Kayak apa sih megang
salju? Apakah (rasanya) seperti memegang kapas yang terasa dingin ataukah
seperti (memegang) serutan es? Belum ada gambaran apa-apa. Lha, melihat secara
langsung salju saja belum pernah. Jika
pun melihat, itu terjadi pas nonton film-film produksi Hollywood yang kerap
ditayangkan ketika natalan tiba, seperti home alone atau yang lainnya, dengan setting tempat dan suasana bersalju. Di
film-film itu terekam bagaimana orang bule dengan pakaian tebal berjalan ketika
salju turun. Melihat mereka mengenakan pakaian yang tebal saja sudah bisa
membayangkan betapa dinginnya suhu saat itu. Lha wong semuanya dikelilingi es (salju). Saat itulah lamunanku
muncul. Ngebayangin gimana ya rasanya megang salju, atau kayak apa ya berjalan
di antara salju yang bertumpuk-tumpuk.
Alhamdulillah pada akhirnya bayangan
di film mampu dihadirkan di alam nyata saat kuberada di Amerika, Maret 2016
lalu. Awal bulan itu baru masuk musim semi, yang berarti musim salju baru saja
kelar. Udaranya masih terasa sangat dingin untuk ukuran orang Jakarta, sekitar
3 - 5 derajat celcius. Kadang suatu hari sempat pula hangat, ya sekitar 10
hingga 20 derajat celcius, tak lebih. Begitu tiba di Amerika, kota pertama yang
kukunjungi semuanya berada di tengah, dalam arti bukan di (kawasan) utara
Amerika Serikat. Ya, meski masih dingin, namun di Washington DC, Philadelphia,
dan St. Louis salju telah mencair.
Barulah di kota ke-empat yakni di Helena,
Montana, impian memegang salju benar-benar dapat terwujud. Ceritanya, sebelum
sampai ke Helana, kami harus terbang dulu, transit di Denver, Colorado. Saat
itulah pertama kalinya aku melihat gumpalan-gumpalan salju berserakan di apron
Bandara Denver. Tak sabar rasanya tangan ini ingin menggengamnya. Sayang,
sarung tangan tebal menutup rapat jari jemariku. Aku kenakan sarung tangan ini
lantaran cuaca dingin sore itu menyergapku begitu mendarat di Denver. Sama
dengan Montana, Negara Bagian Colorado dimana Denver berada masuk dalam kawasan
jajaran Pegunungan Rocky Mountain, Jadi, tak heran bila salju masih tersisa.

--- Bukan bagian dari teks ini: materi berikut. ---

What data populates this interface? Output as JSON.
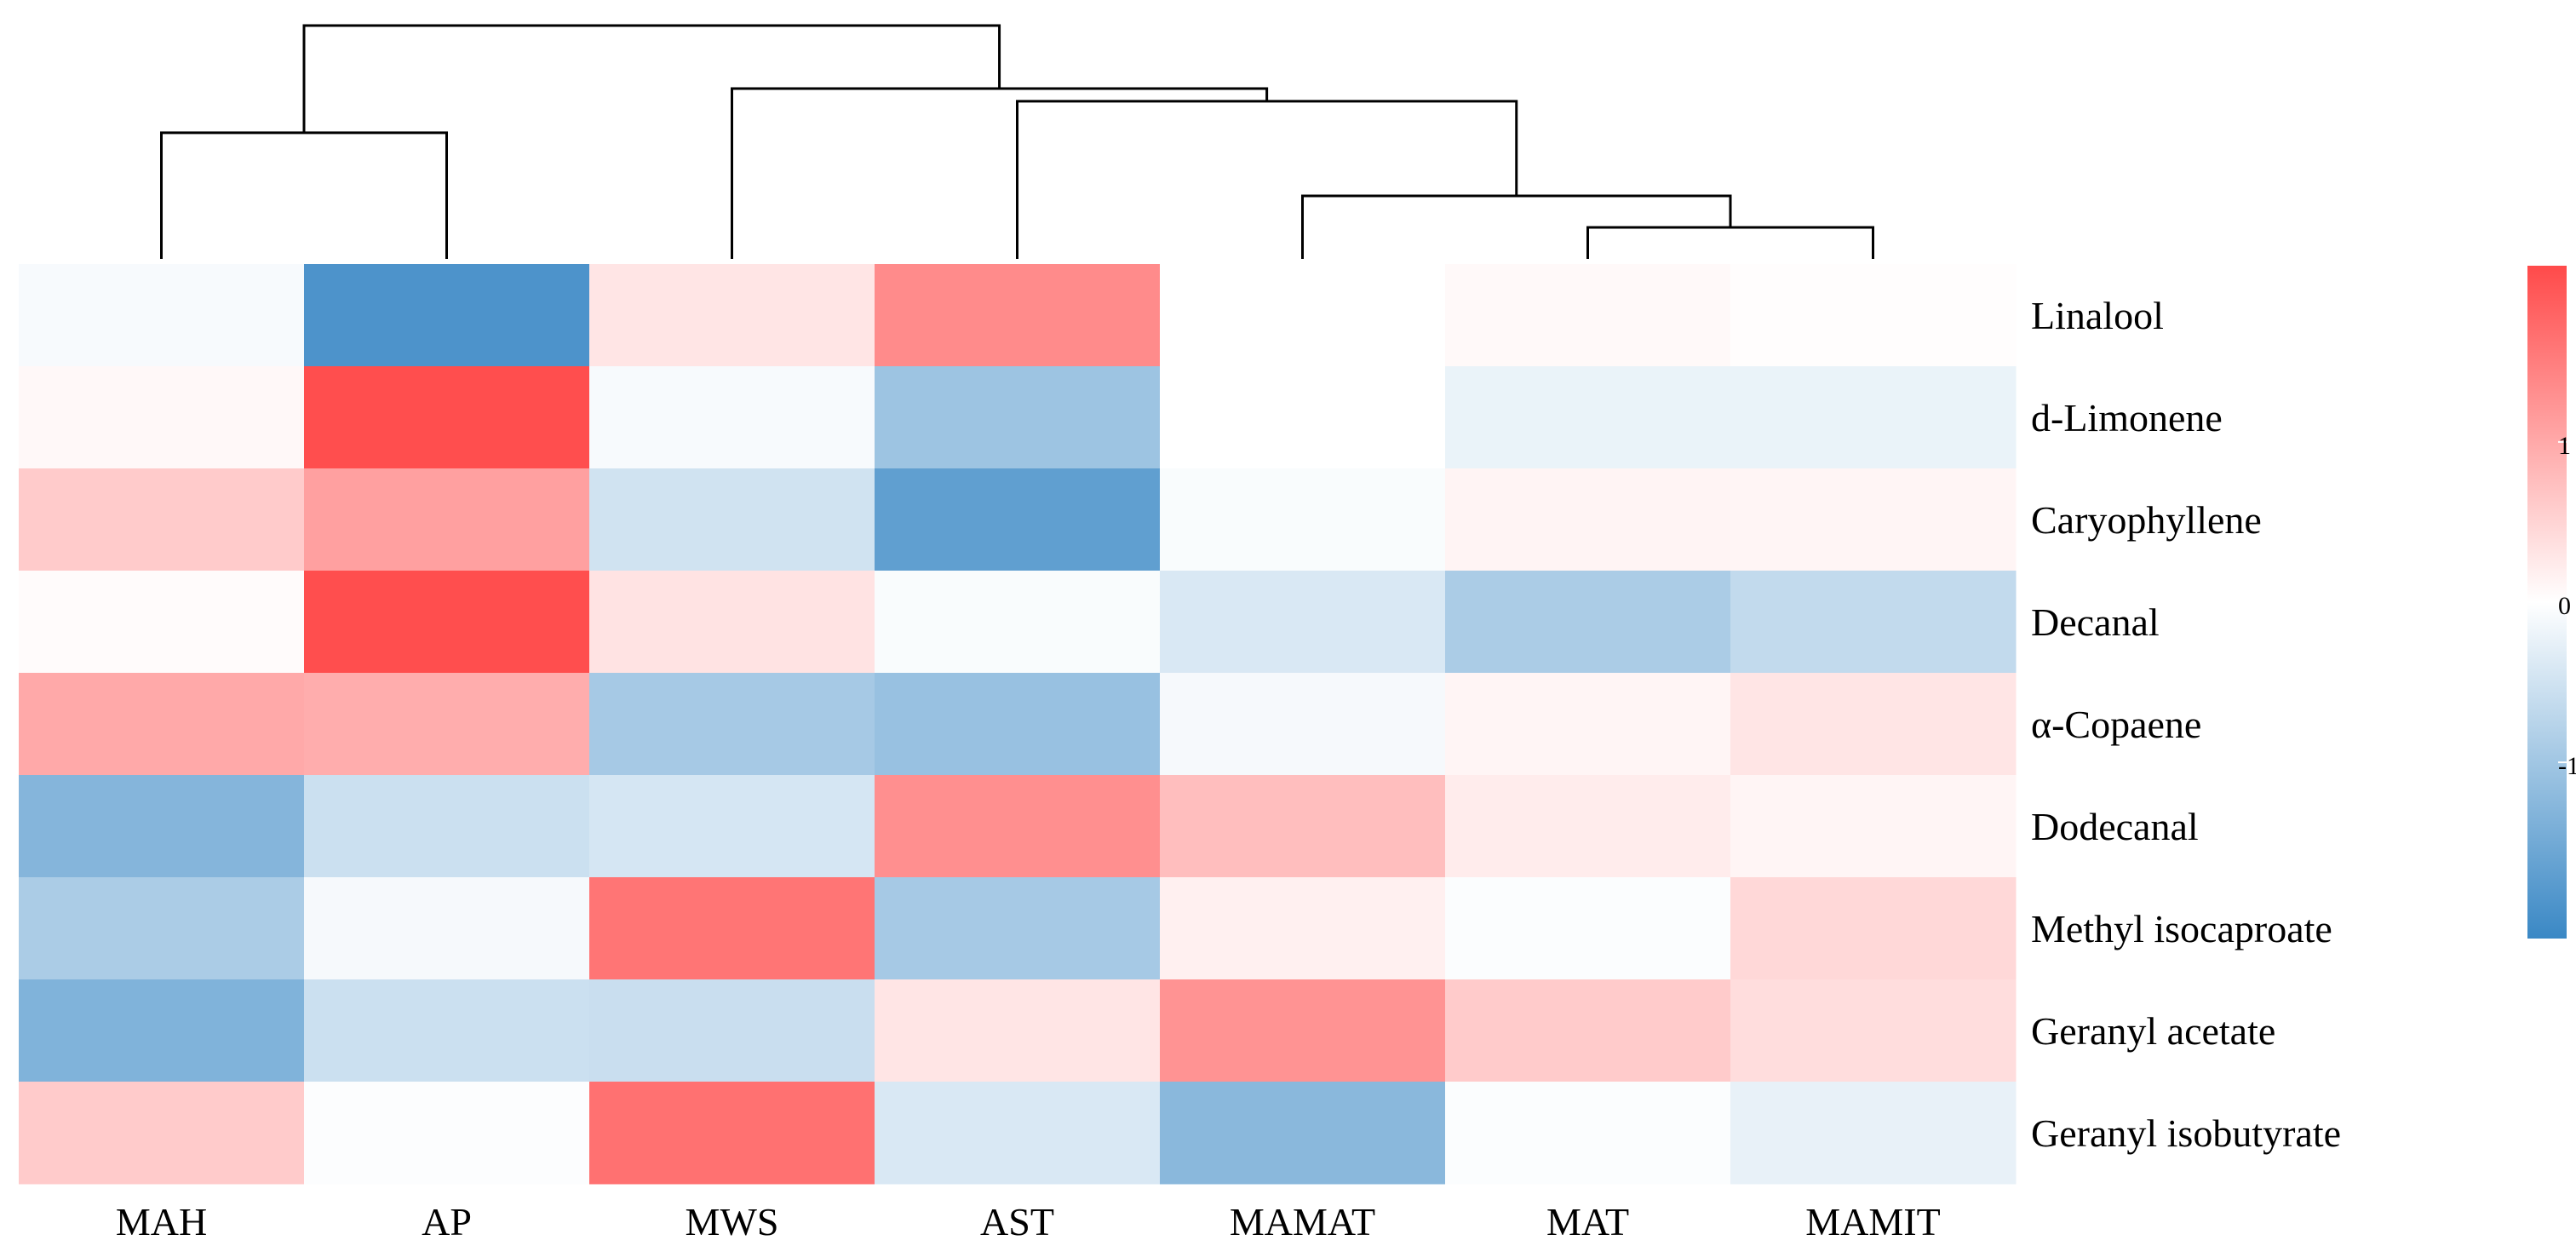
{
  "chart_data": {
    "type": "heatmap",
    "title": "",
    "columns": [
      "MAH",
      "AP",
      "MWS",
      "AST",
      "MAMAT",
      "MAT",
      "MAMIT"
    ],
    "rows": [
      "Linalool",
      "d-Limonene",
      "Caryophyllene",
      "Decanal",
      "α-Copaene",
      "Dodecanal",
      "Methyl isocaproate",
      "Geranyl acetate",
      "Geranyl isobutyrate"
    ],
    "values": [
      [
        -0.08,
        -1.9,
        0.3,
        1.35,
        0.0,
        0.07,
        0.02
      ],
      [
        0.08,
        2.05,
        -0.08,
        -1.05,
        0.0,
        -0.22,
        -0.22
      ],
      [
        0.6,
        1.1,
        -0.5,
        -1.7,
        -0.06,
        0.13,
        0.12
      ],
      [
        0.05,
        2.05,
        0.33,
        -0.06,
        -0.4,
        -0.9,
        -0.65
      ],
      [
        1.0,
        0.95,
        -0.95,
        -1.1,
        -0.1,
        0.12,
        0.3
      ],
      [
        -1.3,
        -0.55,
        -0.45,
        1.3,
        0.75,
        0.22,
        0.12
      ],
      [
        -0.9,
        -0.1,
        1.6,
        -0.95,
        0.17,
        -0.04,
        0.45
      ],
      [
        -1.35,
        -0.55,
        -0.58,
        0.3,
        1.25,
        0.6,
        0.4
      ],
      [
        0.6,
        -0.03,
        1.65,
        -0.4,
        -1.25,
        -0.04,
        -0.25
      ]
    ],
    "colorscale": {
      "low": "#3a88c5",
      "mid": "#ffffff",
      "high": "#ff4a4a",
      "min": -2.1,
      "max": 2.1,
      "ticks": [
        1,
        0,
        -1
      ]
    },
    "dendrogram": {
      "leaf_order": [
        "MAH",
        "AP",
        "MWS",
        "AST",
        "MAMAT",
        "MAT",
        "MAMIT"
      ],
      "merges": [
        {
          "left": [
            "MAT"
          ],
          "right": [
            "MAMIT"
          ],
          "height": 0.5
        },
        {
          "left": [
            "MAMAT"
          ],
          "right": [
            "MAT",
            "MAMIT"
          ],
          "height": 1.0
        },
        {
          "left": [
            "MAH"
          ],
          "right": [
            "AP"
          ],
          "height": 2.0
        },
        {
          "left": [
            "AST"
          ],
          "right": [
            "MAMAT",
            "MAT",
            "MAMIT"
          ],
          "height": 2.5
        },
        {
          "left": [
            "MWS"
          ],
          "right": [
            "AST",
            "MAMAT",
            "MAT",
            "MAMIT"
          ],
          "height": 2.7
        },
        {
          "left": [
            "MAH",
            "AP"
          ],
          "right": [
            "MWS",
            "AST",
            "MAMAT",
            "MAT",
            "MAMIT"
          ],
          "height": 3.7
        }
      ]
    }
  }
}
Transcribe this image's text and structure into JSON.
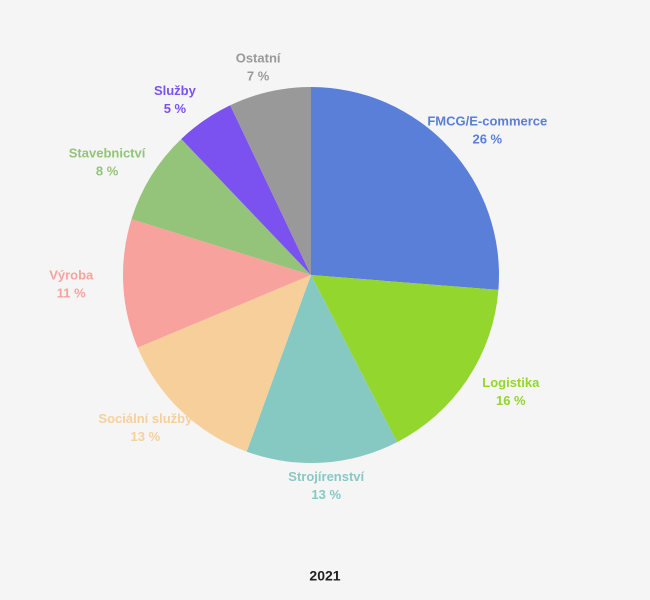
{
  "chart_data": {
    "type": "pie",
    "title": "2021",
    "categories": [
      "FMCG/E-commerce",
      "Logistika",
      "Strojírenství",
      "Sociální služby",
      "Výroba",
      "Stavebnictví",
      "Služby",
      "Ostatní"
    ],
    "values": [
      26,
      16,
      13,
      13,
      11,
      8,
      5,
      7
    ],
    "value_labels": [
      "26 %",
      "16 %",
      "13 %",
      "13 %",
      "11 %",
      "8 %",
      "5 %",
      "7 %"
    ],
    "colors": [
      "#5a7fd9",
      "#93d62e",
      "#86c9c3",
      "#f7cf9a",
      "#f8a29e",
      "#93c47a",
      "#7b52f0",
      "#999999"
    ]
  }
}
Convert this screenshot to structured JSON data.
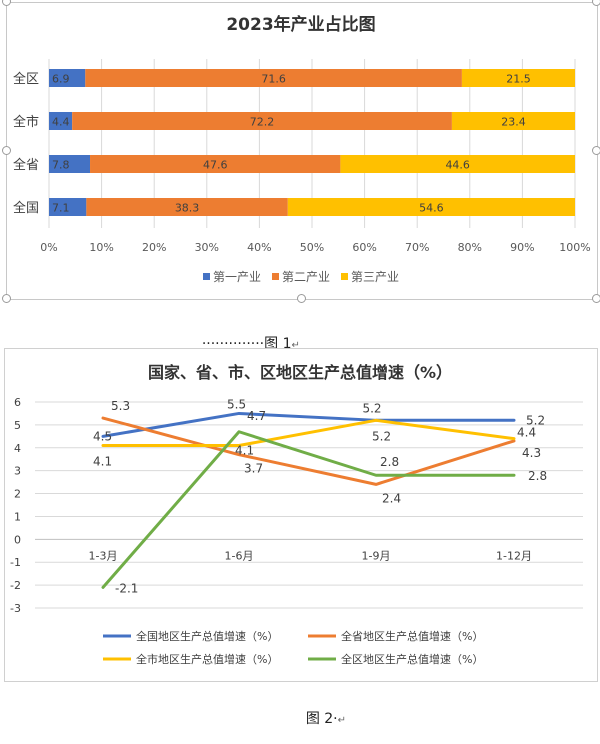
{
  "chart_data": [
    {
      "type": "bar",
      "title": "2023年产业占比图",
      "categories": [
        "全区",
        "全市",
        "全省",
        "全国"
      ],
      "series": [
        {
          "name": "第一产业",
          "values": [
            6.9,
            4.4,
            7.8,
            7.1
          ],
          "color": "#4472c4",
          "labels": [
            "6.9",
            "4.4",
            "7.8",
            "7.1"
          ]
        },
        {
          "name": "第二产业",
          "values": [
            71.6,
            72.2,
            47.6,
            38.3
          ],
          "color": "#ed7d31",
          "labels": [
            "71.6",
            "72.2",
            "47.6",
            "38.3"
          ]
        },
        {
          "name": "第三产业",
          "values": [
            21.5,
            23.4,
            44.6,
            54.6
          ],
          "color": "#ffc000",
          "labels": [
            "21.5",
            "23.4",
            "44.6",
            "54.6"
          ]
        }
      ],
      "xlim": [
        0,
        100
      ],
      "x_ticks": [
        "0%",
        "10%",
        "20%",
        "30%",
        "40%",
        "50%",
        "60%",
        "70%",
        "80%",
        "90%",
        "100%"
      ],
      "stacked": true,
      "orientation": "horizontal",
      "legend": "bottom",
      "grid": true
    },
    {
      "type": "line",
      "title": "国家、省、市、区地区生产总值增速（%）",
      "categories": [
        "1-3月",
        "1-6月",
        "1-9月",
        "1-12月"
      ],
      "series": [
        {
          "name": "全国地区生产总值增速（%）",
          "values": [
            4.5,
            5.5,
            5.2,
            5.2
          ],
          "color": "#4472c4",
          "labels": [
            "4.5",
            "5.5",
            "5.2",
            "5.2"
          ]
        },
        {
          "name": "全省地区生产总值增速（%）",
          "values": [
            5.3,
            3.7,
            2.4,
            4.3
          ],
          "color": "#ed7d31",
          "labels": [
            "5.3",
            "3.7",
            "2.4",
            "4.3"
          ]
        },
        {
          "name": "全市地区生产总值增速（%）",
          "values": [
            4.1,
            4.1,
            5.2,
            4.4
          ],
          "color": "#ffc000",
          "labels": [
            "4.1",
            "4.1",
            "5.2",
            "4.4"
          ]
        },
        {
          "name": "全区地区生产总值增速（%）",
          "values": [
            -2.1,
            4.7,
            2.8,
            2.8
          ],
          "color": "#70ad47",
          "labels": [
            "-2.1",
            "4.7",
            "2.8",
            "2.8"
          ]
        }
      ],
      "ylim": [
        -3,
        6
      ],
      "y_ticks": [
        "-3",
        "-2",
        "-1",
        "0",
        "1",
        "2",
        "3",
        "4",
        "5",
        "6"
      ],
      "legend": "bottom",
      "grid": true
    }
  ],
  "captions": {
    "figure1": "··············图 1",
    "figure1_mark": "↵",
    "figure2": "图 2·",
    "figure2_mark": "↵"
  }
}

Lantaran kami harus berpindah ke pesawat yang
ukurannya lebih kecil, maka kami berjalan menuju ke pesawat melalui apron
tempat pesawat terparkir. Ketika itulah aku sempat tergelincir saat sol
sepatuku untuk pertama kalinya menginjak gumpalan salju. Beruntung, gak pake acara jatuh segala. Sama
seperti kaki yang mengenakannya, tampaknya sol sepatu buatan Tanggulangin,
Sidoarjo ini juga kaget lantaran baru berkenalan dengan dinginnya salju, hehe.. Karena diburu waktu, sepatu ini
tak sempat lagi ‘tuk bermain dan menendang-nendang gumpalan putih itu. Jadilah
aku harus segera masuk pesawat dengan masih memendam keinginan (bermain salju) yang
masih tertahan.
Begitulah, saat pesawat kecil kami mendarat,
tadinya kupikir salju akan terlihat juga di sekitaran apron Bandara Helena,
namun pemandangan itu tak tampak. Mungkin beberapa hari lalu salju telah mencair,
dan kering, meskipun suhu di Helena sangat dingin, sekitar 3 (tiga) derajat
celcuis. Nampaknya Denver lebih dingin ketimbang Helena.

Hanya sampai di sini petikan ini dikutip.